Thanks! For now I'll just play with a 5V design to...
# analog-design
p
Thanks! For now I'll just play with a 5V design to see how that works out. Isn't that what the isolated variants are about? For 20V there is a variant that mentions it's the same as the normal 20V, but in a P-well so you can "lift" the bulk. And, uh, any good resources to learn spice properly? I've mostly been using LTSpice and Cadence, so I'm not so great at writing manual simulations to get the plots that I want. Also... now that I'm starting to actually use eeschema a bit... I'm having second thoughts. The schematic editor is fine for small designs, but the ngspice integration is so basic as to be useless. I'm already struggling with things like... print the operating point, or... plot a current!
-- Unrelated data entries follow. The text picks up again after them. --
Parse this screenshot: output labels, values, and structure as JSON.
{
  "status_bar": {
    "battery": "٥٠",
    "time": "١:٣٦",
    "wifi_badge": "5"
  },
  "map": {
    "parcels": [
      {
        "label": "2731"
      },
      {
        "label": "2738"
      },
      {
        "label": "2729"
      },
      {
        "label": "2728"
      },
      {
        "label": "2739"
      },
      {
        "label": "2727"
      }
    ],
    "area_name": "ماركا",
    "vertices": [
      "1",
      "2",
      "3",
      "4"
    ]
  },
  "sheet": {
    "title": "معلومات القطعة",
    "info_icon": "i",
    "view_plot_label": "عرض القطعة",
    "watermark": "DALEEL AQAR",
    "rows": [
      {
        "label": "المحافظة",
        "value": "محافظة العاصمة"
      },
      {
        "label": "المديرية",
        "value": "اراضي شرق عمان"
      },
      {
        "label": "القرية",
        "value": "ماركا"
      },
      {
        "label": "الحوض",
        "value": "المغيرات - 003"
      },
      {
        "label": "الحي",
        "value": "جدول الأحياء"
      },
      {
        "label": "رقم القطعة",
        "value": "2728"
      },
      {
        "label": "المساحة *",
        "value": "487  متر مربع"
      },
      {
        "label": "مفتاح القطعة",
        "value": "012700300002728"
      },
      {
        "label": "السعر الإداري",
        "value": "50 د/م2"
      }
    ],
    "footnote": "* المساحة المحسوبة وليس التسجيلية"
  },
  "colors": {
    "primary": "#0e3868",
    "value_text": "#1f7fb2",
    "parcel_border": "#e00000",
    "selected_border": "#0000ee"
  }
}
It appears to only support plotting the currents of voltage sources. So probably going to give xschem another try.
y
The currents issue is more a spice thing than eeschema. By default currents aren't saved with the exception of sources as you saw. You can an option though to change this:
.options savecurrents
p
No luck with that. eeschema explicitly writes
.save
statements for things it considers worth saving, and adding your suggesting or
.save all
does not seem to change that. There also simply does not appear to be an option to write an expression to plot, so you can't do thing like calculate impedances and stuff like that.
I get the resistor current, which is... something.